In February 2003, Leonard filed an action for unpaid wages pursuant to the Payment of Wages Act,[3] alleging that the County failed to pay her for the time she spent “on-call.”  The County filed a motion to dismiss, which was granted.  A panel of our court affirmed the dismissal, finding Leonard should have filed her claim pursuant to the Magistrates’ Compensation Act because it provided the exclusive remedy for magistrates with disputes over wages.  Leonard v. Kershaw County, 2005-UP-164 (Ct. App. 2005).

On July 15, 2004, while her case seeking relief pursuant to the Payment of Wages Act was pending, Leonard filed an action for unpaid wages pursuant to the Magistrates’ Pay Act.  The County again moved to dismiss the case, arguing Leonard failed to file for judicial review within thirty days of the County’s final decision pursuant to section 1-23-380 of the South Carolina Code.[4]  Leonard argued that the thirty-day period for judicial review had not yet begun because section 22-8-50(B) of the South Carolina Code requires that there first be a formal hearing. 

After a hearing on the matter, the circuit court found the January 22, 2003 letter from the County’s attorney denying Leonard additional compensation was the final decision of the County.  Because Leonard failed to request judicial review within thirty days of that letter, the circuit court granted the County’s motion to dismiss. 

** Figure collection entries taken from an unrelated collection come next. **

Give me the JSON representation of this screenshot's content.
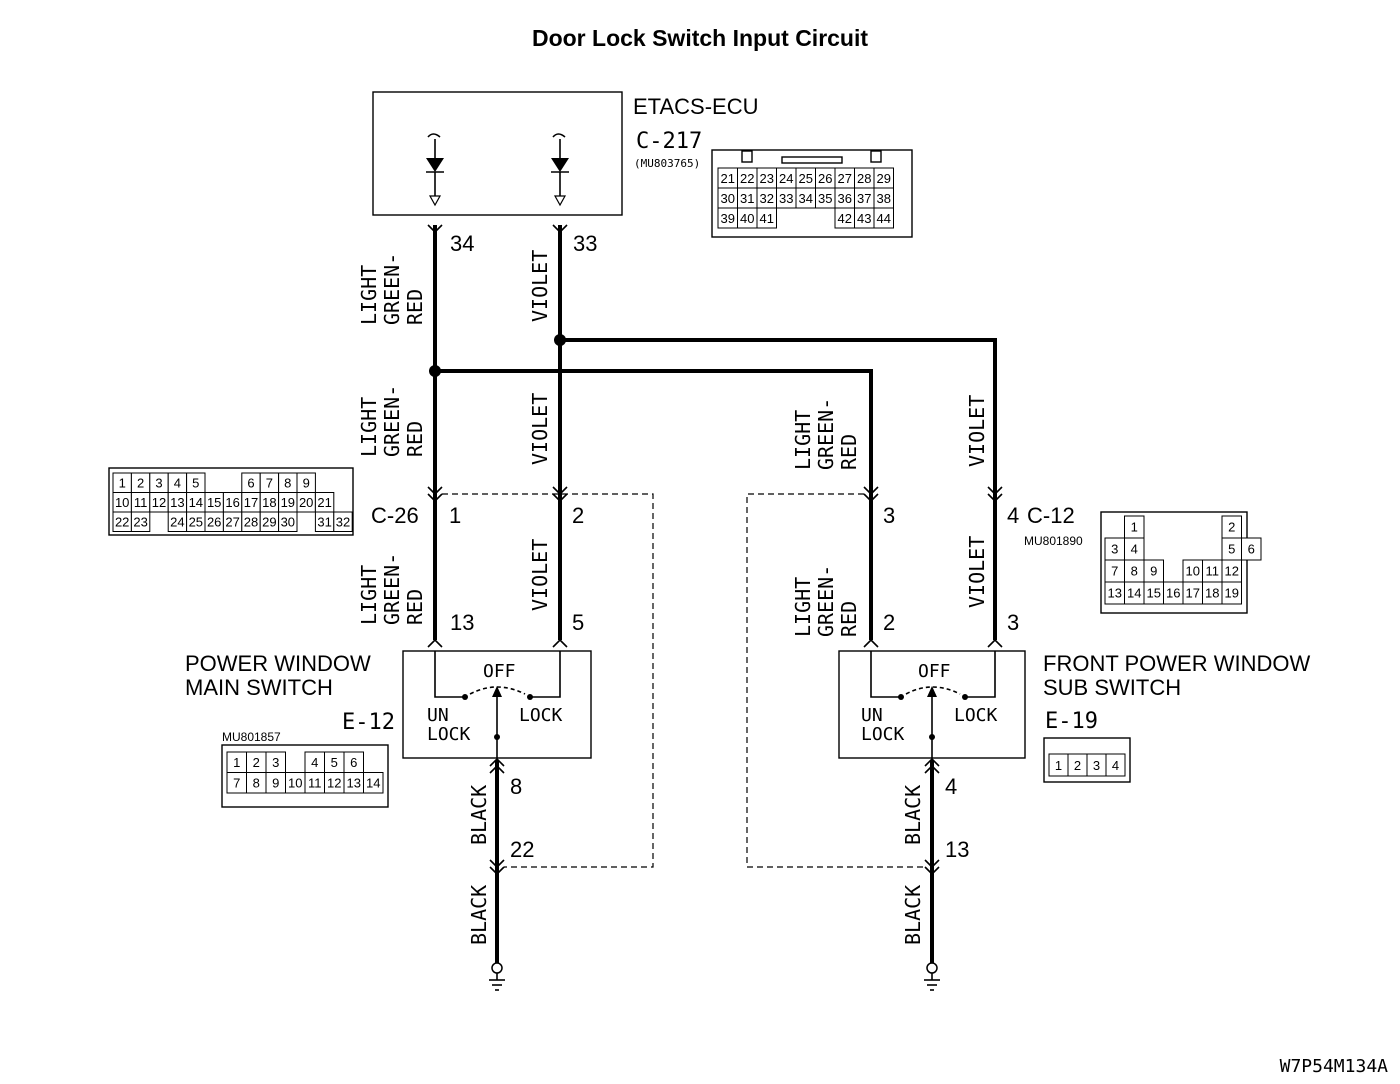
{
  "title": "Door Lock Switch Input Circuit",
  "figure_code": "W7P54M134A",
  "ecu": {
    "name": "ETACS-ECU",
    "connector": "C-217",
    "part_no": "(MU803765)",
    "pin_rows": [
      [
        "21",
        "22",
        "23",
        "24",
        "25",
        "26",
        "27",
        "28",
        "29"
      ],
      [
        "30",
        "31",
        "32",
        "33",
        "34",
        "35",
        "36",
        "37",
        "38"
      ],
      [
        "39",
        "40",
        "41",
        "",
        "",
        "",
        "42",
        "43",
        "44"
      ]
    ],
    "pin_left": "34",
    "pin_right": "33"
  },
  "wire_colors": {
    "light_green_red": [
      "LIGHT",
      "GREEN-",
      "RED"
    ],
    "violet": "VIOLET",
    "black": "BLACK"
  },
  "c26": {
    "label": "C-26",
    "pin_a": "1",
    "pin_b": "2",
    "pin_rows": [
      [
        "1",
        "2",
        "3",
        "4",
        "5",
        "",
        "",
        "6",
        "7",
        "8",
        "9"
      ],
      [
        "10",
        "11",
        "12",
        "13",
        "14",
        "15",
        "16",
        "17",
        "18",
        "19",
        "20",
        "21"
      ],
      [
        "22",
        "23",
        "",
        "24",
        "25",
        "26",
        "27",
        "28",
        "29",
        "30",
        "",
        "31",
        "32"
      ]
    ]
  },
  "c12": {
    "label": "C-12",
    "part_no": "MU801890",
    "pin_a": "3",
    "pin_b": "4",
    "pin_rows": [
      [
        "",
        "1",
        "",
        "",
        "",
        "",
        "2",
        ""
      ],
      [
        "3",
        "4",
        "",
        "",
        "",
        "",
        "5",
        "6"
      ],
      [
        "7",
        "8",
        "9",
        "",
        "10",
        "11",
        "12"
      ],
      [
        "13",
        "14",
        "15",
        "16",
        "17",
        "18",
        "19"
      ]
    ]
  },
  "main_switch": {
    "name_line1": "POWER WINDOW",
    "name_line2": "MAIN SWITCH",
    "connector": "E-12",
    "part_no": "MU801857",
    "pin_lgr": "13",
    "pin_violet": "5",
    "pin_gnd": "8",
    "pin_gnd2": "22",
    "off_label": "OFF",
    "unlock_line1": "UN",
    "unlock_line2": "LOCK",
    "lock_label": "LOCK",
    "pin_rows": [
      [
        "1",
        "2",
        "3",
        "",
        "4",
        "5",
        "6"
      ],
      [
        "7",
        "8",
        "9",
        "10",
        "11",
        "12",
        "13",
        "14"
      ]
    ]
  },
  "sub_switch": {
    "name_line1": "FRONT POWER WINDOW",
    "name_line2": "SUB SWITCH",
    "connector": "E-19",
    "pin_lgr": "2",
    "pin_violet": "3",
    "pin_gnd": "4",
    "pin_gnd2": "13",
    "off_label": "OFF",
    "unlock_line1": "UN",
    "unlock_line2": "LOCK",
    "lock_label": "LOCK",
    "pin_rows": [
      [
        "1",
        "2",
        "3",
        "4"
      ]
    ]
  }
}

Leonard filed a Rule 59(e) motion, arguing the circuit court failed to rule on whether Leonard received a hearing pursuant to section 22-8-50(B) of the South Carolina Code.  The circuit court denied the motion to reconsider.  This appeal followed.

LAW/ANALYSIS

Leonard argues she is entitled to a hearing pursuant to section 22-8-50(B) of the South Carolina Code, and because she has not been afforded this hearing, the circuit court erred in dismissing her action as untimely.  We disagree.

Section 1-23-380 of the South Carolina Code requires that review of the County’s decision be “instituted by serving and filing notice of appeal . . . within thirty days after the final decision of the agency . . . .”  The thirty day timeline is triggered, not by when or whether a hearing was held, but by the issuance of a final decision. 

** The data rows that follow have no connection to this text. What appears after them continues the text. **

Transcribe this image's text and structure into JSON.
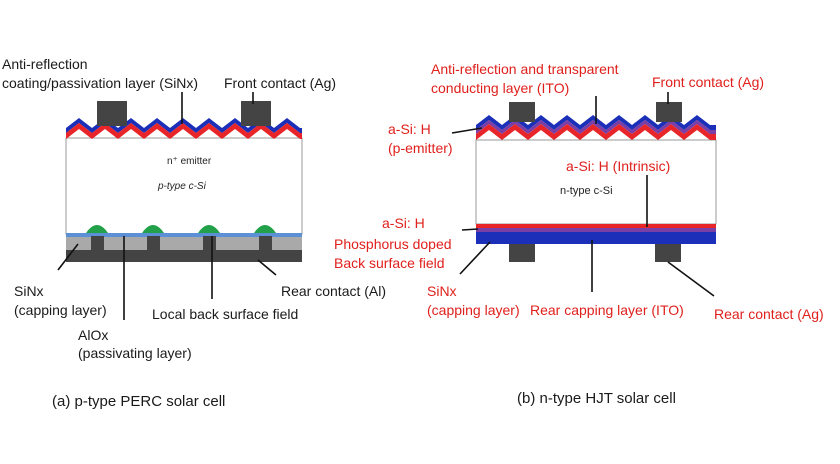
{
  "perc": {
    "anti_reflection_l1": "Anti-reflection",
    "anti_reflection_l2": "coating/passivation layer (SiNx)",
    "front_contact": "Front contact (Ag)",
    "emitter": "n⁺ emitter",
    "bulk": "p-type c-Si",
    "sinx_l1": "SiNx",
    "sinx_l2": "(capping layer)",
    "alox_l1": "AlOx",
    "alox_l2": "(passivating layer)",
    "local_bsf": "Local back surface field",
    "rear_contact": "Rear contact (Al)",
    "caption": "(a) p-type PERC solar cell"
  },
  "hjt": {
    "anti_reflection_l1": "Anti-reflection and transparent",
    "anti_reflection_l2": "conducting layer (ITO)",
    "front_contact": "Front contact (Ag)",
    "asi_p_l1": "a-Si: H",
    "asi_p_l2": "(p-emitter)",
    "asi_i": "a-Si: H (Intrinsic)",
    "bulk": "n-type  c-Si",
    "asi_n_l1": "a-Si: H",
    "asi_n_l2": "Phosphorus doped",
    "asi_n_l3": "Back surface field",
    "sinx_l1": "SiNx",
    "sinx_l2": "(capping layer)",
    "rear_capping": "Rear capping layer (ITO)",
    "rear_contact": "Rear contact (Ag)",
    "caption": "(b) n-type HJT solar cell"
  },
  "colors": {
    "sinx_blue": "#1b2fb8",
    "red_layer": "#e8262a",
    "contact_grey": "#444444",
    "alox_blue": "#5b8fd6",
    "capping_grey": "#a9a9a9",
    "bsf_green": "#22a14a",
    "ito_purple": "#7a3fa6",
    "label_red": "#e0201c"
  }
}
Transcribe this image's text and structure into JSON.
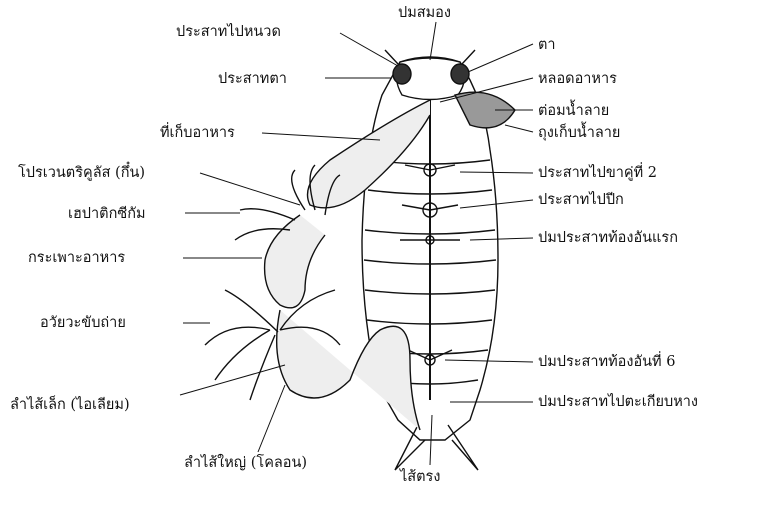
{
  "labels": {
    "antennal_nerve": "ประสาทไปหนวด",
    "brain": "ปมสมอง",
    "optic_nerve": "ประสาทตา",
    "eye": "ตา",
    "esophagus": "หลอดอาหาร",
    "salivary_gland": "ต่อมน้ำลาย",
    "crop": "ที่เก็บอาหาร",
    "salivary_reservoir": "ถุงเก็บน้ำลาย",
    "proventriculus": "โปรเวนตริคูลัส (กึ๋น)",
    "second_leg_nerve": "ประสาทไปขาคู่ที่ 2",
    "hepatic_caeca": "เฮปาติกซีกัม",
    "wing_nerve": "ประสาทไปปีก",
    "first_abdominal_ganglion": "ปมประสาทท้องอันแรก",
    "stomach": "กระเพาะอาหาร",
    "malpighian_tubules": "อวัยวะขับถ่าย",
    "sixth_abdominal_ganglion": "ปมประสาทท้องอันที่ 6",
    "ileum": "ลำไส้เล็ก (ไอเลียม)",
    "cercal_nerve": "ปมประสาทไปตะเกียบหาง",
    "colon": "ลำไส้ใหญ่ (โคลอน)",
    "rectum": "ไส้ตรง"
  }
}
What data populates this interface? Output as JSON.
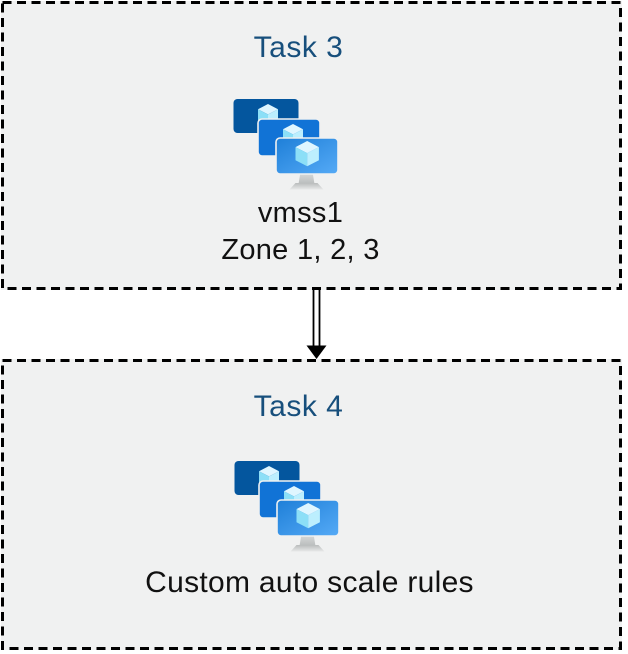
{
  "diagram": {
    "task3": {
      "title": "Task 3",
      "icon": "vm-scale-sets-icon",
      "line1": "vmss1",
      "line2": "Zone 1, 2, 3"
    },
    "task4": {
      "title": "Task 4",
      "icon": "vm-scale-sets-icon",
      "label": "Custom auto scale rules"
    },
    "connector": "double-line-down-arrow",
    "colors": {
      "title_blue": "#174F7C",
      "box_fill": "#F0F1F1",
      "border_black": "#000000",
      "monitor_back": "#04569E",
      "monitor_middle": "#1173D6",
      "monitor_front_gradient_start": "#1E7FD8",
      "monitor_front_gradient_end": "#55AAF6",
      "cube_top": "#DFF6FF",
      "cube_left": "#8CDFF7",
      "cube_right": "#BCEFFE",
      "stand_gray": "#C6C9C9"
    }
  }
}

In Cox v. County of Florence, 337 S.C. 340, 523 S.E.2d 776 (1999), three part-time magistrates sued Florence County for wages they claimed to have earned while working extra hours.  Florence County denied the magistrates relief in a letter.  Id. at 344, 523 S.E.2d at 778.  On appeal, our supreme court found this letter, which provided the magistrates with written notice of Florence County’s decision, triggered the thirty-day period during which the magistrates could seek judicial review of Florence County’s decision.  Id.

Here, Leonard received written notice of the County’s decision in January 2003. She did not file this action until July 2004, well outside the thirty-day window for seeking judicial review.  Accordingly, the order of the circuit court is

AFFIRMED.

HEARN, C.J., and GOOLSBY and STILWELL, JJ., concur.


[1] South Carolina Code § 22-8-10, et seq.

[2] We decide this case without oral argument pursuant to Rule 215, SCACR.

[3] South Carolina Code § 41-10-10, et seq.

[4] This code section is part of the South Carolina Administrative Procedures Act.